Après son premier grand livre de poèmes (sans négliger le Traité du pianiste de 1946, et l’Anti-Platon de 1947) qui fait date, Du mouvement et de l'immobilité de Douve (1953), les deux volumes des années suivantes, Hier régnant désert (1958) et Pierre écrite (1965) ; Yves Bonnefoy publia L’Arrière-pays, en 1972 : un récit autobiographique dont le fil directeur est la tension entre la séduction exercée par le désir d’un ailleurs, suggéré par les œuvres de la peinture et le retour à l’ici et à la finitude. Yves Bonnefoy écrit ensuite les poèmes en prose de La Rue Traversière (1977), qui inaugurent les rassemblements ultérieurs de Récits en rêve (1987). D’autres livres majeurs suivront, dont : Ce qui fut sans lumière (1987), Début et fin de la neige (1991), La Vie errante (1993) ou Les Planches courbes (2001). Signalons enfin que depuis les premiers volumes réalisés en collaboration avec des artistes et édités par Maeght, Pierre écrite avec Raoul Ubac en 1958 et Anti-Platon avec Joan Miró en 1962, Yves Bonnefoy publia régulièrement des livres, dans lesquels un dialogue s'engage entre les mots du poème et l'œuvre graphique qui l'accompagne, avec notamment Pierre Alechinsky, Eduardo Chillida, Alexandre Hollan, Antoni Tàpies, Gérard Titus-Carmel, Bram Van Velde ou, Zao Wou-Ki : « On ne peut penser à la poésie sans rencontrer la peinture, cet autre champ de la transgression des concepts, alors, comment ne pas aller voir de ce côté-là, s'assujettissant au passage à quelques travaux plus étroitement historiques pour mieux déboucher dans le lieu des peintres ? Je trouve on ne peut plus naturel, du point de vue de la poésie, d'avoir tenté l'étude de quelques-uns de ceux-ci, d'autant qu'il me semble que la Renaissance - que j'entends au sens large, de Giotto à la mort de Poussin - a lancé une dialectique qu'on peut entendre comme un déploiement cohérent des contradictions inhérentes à la visée poétique. »

Yves Bonnefoy parlait peu de ses problèmes ; davantage ces dernières années, en raison de l’abattement moral que lui causait la maladie de son épouse Lucy (elle-même artiste-peintre, qu’Yves a épousé en 1968 et dont il eut une fille, Mathilde, née en 1972, devenue monteuse image et son de talent,Oscar du meilleur film documentaire, en 2015, avec son mari, le producteur allemand Dirk Wilutzky et la réalisatrice américaine Laura Poitras, pour Citizen four, quitraite des révélations d'Edward Snowden sur le scandale d'espionnage mondial de la NSA), puis par ses propres problèmes de santé, qui devaient l’emporter.

Yves Bonnefoy ; la mort ne l’a pas cueilli par surprise.
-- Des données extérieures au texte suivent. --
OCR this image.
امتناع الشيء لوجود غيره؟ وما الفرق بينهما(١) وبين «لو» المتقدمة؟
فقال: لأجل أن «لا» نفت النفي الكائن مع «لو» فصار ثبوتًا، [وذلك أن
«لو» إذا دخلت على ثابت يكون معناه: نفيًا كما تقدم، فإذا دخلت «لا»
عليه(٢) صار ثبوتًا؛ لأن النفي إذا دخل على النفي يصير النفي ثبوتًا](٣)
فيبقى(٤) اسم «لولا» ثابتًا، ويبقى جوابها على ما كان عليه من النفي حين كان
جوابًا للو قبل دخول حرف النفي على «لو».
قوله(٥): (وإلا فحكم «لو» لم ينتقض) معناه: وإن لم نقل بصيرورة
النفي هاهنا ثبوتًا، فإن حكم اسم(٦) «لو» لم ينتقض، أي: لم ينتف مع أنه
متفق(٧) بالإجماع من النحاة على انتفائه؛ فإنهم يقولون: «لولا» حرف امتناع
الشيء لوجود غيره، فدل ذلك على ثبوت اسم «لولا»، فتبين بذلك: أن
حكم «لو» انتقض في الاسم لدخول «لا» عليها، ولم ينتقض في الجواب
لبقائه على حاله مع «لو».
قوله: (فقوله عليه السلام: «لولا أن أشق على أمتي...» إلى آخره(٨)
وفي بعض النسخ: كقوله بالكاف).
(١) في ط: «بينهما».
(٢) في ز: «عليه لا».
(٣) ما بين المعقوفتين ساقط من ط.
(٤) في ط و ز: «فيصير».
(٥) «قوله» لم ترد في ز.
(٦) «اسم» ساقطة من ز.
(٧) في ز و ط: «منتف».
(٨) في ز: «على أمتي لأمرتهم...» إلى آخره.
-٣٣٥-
Bien qu’alité, ne pouvant plus bouger, il parvenait à parler d’une voix entrecoupée, totalement à bout de forces et de souffle. (..) J’ai rarement vu quelqu’un d’aussi courageux et lucide devant la mort, à l’instar d’Henri Rode et de Sarane Alexandrian, ami de jeunesse d’Yves Bonnefoy qui nous dit : « Le ciel est beau le soir, c’est à cause de nous. ».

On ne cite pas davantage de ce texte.